Retail sales show an economy that is falling less quickly

Tuesday, April 14, 2009

The Census Bureau released its advanced retail sales report; and for March, this was a pretty miserable report:

advance estimates of U.S. retail and food services sales for March, adjusted for seasonal variation and holiday and trading-day differences, but not for price changes, were $344.4 billion, a decrease of 1.1 percent (±0.5%) from the previous month and 9.4 percent (±0.7%) below March 2008. Total sales for the January through March 2009 period were down 8.8 percent (±0.5%) from the same period a year ago. The January 2009 to February 2009 percent change was revised from -0.1 percent (±0.5%)* to +0.3 percent (±0.3%)*.
What I see in the report is a really weak 4th quarter of 2008 compared to an even weaker first quarter in 2009. However, you will notice that the story is consistent with the “economy is falling slightly less quickly” story, at least in consumer spending.

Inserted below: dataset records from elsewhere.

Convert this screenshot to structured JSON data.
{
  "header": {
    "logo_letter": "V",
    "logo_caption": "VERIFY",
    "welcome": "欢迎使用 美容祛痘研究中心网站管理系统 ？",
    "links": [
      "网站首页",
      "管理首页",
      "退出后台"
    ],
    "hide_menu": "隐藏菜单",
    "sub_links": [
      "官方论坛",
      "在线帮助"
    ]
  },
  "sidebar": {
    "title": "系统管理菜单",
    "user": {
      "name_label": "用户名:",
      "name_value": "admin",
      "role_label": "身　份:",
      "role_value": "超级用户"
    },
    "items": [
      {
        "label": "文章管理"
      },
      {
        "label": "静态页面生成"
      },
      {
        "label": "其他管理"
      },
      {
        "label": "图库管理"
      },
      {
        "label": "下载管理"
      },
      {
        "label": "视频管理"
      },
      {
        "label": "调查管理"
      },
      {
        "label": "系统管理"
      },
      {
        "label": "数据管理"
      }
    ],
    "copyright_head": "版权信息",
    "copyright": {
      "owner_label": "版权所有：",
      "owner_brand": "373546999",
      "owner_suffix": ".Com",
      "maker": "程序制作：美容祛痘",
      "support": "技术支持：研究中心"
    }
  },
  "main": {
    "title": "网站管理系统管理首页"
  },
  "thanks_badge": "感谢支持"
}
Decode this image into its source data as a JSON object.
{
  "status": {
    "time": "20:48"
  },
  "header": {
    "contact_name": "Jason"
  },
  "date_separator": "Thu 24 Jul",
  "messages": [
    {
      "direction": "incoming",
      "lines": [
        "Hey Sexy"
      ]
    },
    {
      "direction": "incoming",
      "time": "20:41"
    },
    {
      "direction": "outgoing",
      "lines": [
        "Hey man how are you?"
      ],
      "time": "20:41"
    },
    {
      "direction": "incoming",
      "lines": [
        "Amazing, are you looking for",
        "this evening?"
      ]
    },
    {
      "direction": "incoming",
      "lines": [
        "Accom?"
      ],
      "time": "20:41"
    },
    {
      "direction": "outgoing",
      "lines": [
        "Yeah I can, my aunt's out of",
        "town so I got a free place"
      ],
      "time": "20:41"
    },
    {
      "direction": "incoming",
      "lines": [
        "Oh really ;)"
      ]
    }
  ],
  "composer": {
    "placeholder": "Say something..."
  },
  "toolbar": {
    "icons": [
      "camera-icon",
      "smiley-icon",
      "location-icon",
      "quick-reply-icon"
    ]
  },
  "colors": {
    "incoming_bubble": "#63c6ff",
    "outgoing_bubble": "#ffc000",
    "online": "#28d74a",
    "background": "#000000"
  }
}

In Q1 2009, retail sales, which account for roughly 31% of overall GDP, fell at a smaller 1.2% over the quarter compared to the 7.1% tumble seen in Q4 2008. Retail sales are about 45% of aggregate personal consumption expenditures, which in turn, were 69% of total GDP in Q4 2008, so 0.45*0.69=0.31.

The report clearly highlights the downside risks to consumer spending; but nevertheless, is consistent with slight improvements in some of the economic indicators. However, the March report illustrates the clear downside risk of job loss, economic uncertainty, and overly levered households to consumer spending.